The caps may be temporary, at least until economies open up more fully – and thus far, the caps are pretty scattered across the U.S. But they speak to the increased scrutiny lawmakers are giving to industries hard-hit by the pandemic, and the great digital shift that’s taken place.
The aggregators, of course, have enjoyed a perfect storm of demand. DoorDash stands out as a strong example of latching onto the hot IPO market (reports have the company valued at as much as $30 billion, as CNBC reported). At least some restaurants, per CNBC, are seeking out cheaper options in an effort to preserve margins. DoorDash may also be the (relatively) heavy hitter in the space, with 50 percent market share, followed by Uber Eats at about 27 percent. But even with the latest data – and even with the demand surge – through the nine months that ended in September 2020, DoorDash posted an operating loss of $131 million, as revenues surged more than 220 percent to $1.9 billion. And that was before the caps – so, by and large, with the 30 percent commission fee, as detailed in the S-1 filing with the SEC. The question is: If it’s hard to make money on the higher commission structure, how does one make money with a sharply lower commission take?
DoorDash is branching out to other services, such as a “ghost convenience store” that is a nod to operating a brick-and-mortar service. We’d contend that’s a lower-margin business, and yet the roots and the proverbial bread and butter remains with delivery. So ghost kitchens may be an unappetizing option, competing with the installed base of restaurants on which DoorDash depends (Uber abandoned its own ghost kitchen concept earlier in the year).
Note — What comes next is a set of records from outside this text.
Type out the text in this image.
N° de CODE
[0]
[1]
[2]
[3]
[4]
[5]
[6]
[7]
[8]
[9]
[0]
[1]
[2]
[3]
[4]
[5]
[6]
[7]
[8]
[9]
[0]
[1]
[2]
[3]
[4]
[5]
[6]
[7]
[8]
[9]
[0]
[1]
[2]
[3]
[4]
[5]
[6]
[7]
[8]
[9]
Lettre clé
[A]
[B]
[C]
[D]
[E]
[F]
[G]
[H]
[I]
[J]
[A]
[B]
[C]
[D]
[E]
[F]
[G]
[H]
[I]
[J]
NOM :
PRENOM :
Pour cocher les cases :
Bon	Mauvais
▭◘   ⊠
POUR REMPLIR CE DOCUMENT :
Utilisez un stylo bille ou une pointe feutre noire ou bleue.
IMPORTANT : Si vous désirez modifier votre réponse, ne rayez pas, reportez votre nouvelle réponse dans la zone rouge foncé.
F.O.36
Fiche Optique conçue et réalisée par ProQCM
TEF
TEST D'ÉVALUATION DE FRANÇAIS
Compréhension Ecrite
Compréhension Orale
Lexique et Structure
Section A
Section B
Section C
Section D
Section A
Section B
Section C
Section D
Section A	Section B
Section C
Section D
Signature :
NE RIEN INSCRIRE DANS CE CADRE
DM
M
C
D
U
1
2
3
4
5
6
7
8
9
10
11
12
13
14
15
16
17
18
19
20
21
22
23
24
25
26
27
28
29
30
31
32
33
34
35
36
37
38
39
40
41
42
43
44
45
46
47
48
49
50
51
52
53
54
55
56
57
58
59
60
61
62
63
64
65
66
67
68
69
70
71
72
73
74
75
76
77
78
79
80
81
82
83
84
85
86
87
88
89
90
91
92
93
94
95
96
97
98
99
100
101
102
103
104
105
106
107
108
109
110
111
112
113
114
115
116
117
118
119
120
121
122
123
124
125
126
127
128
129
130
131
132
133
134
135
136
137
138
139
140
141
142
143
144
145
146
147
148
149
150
Perhaps the most troubling signal that the aggregators might face a tough road with caps, should they become widespread in a post-pandemic world, comes from recent PYMNTS research. Vaccines are here, and are being rolled out. In a recent PYMNTS study that delved into the intent to get vaccines – and, by extension, venture back out into the real world – about 51 percent of consumers who have been ordering more food online from restaurants are likely to get a vaccine. Roughly 11 percent of those surveyed look forward to returning to restaurants. And individuals have been returning to on-premise dining, indicating that consumer behavior has not been permanently altered. The takeaway is that food delivery – which saw a great pivot – may see the pinch of a new pivot away from the aggregators.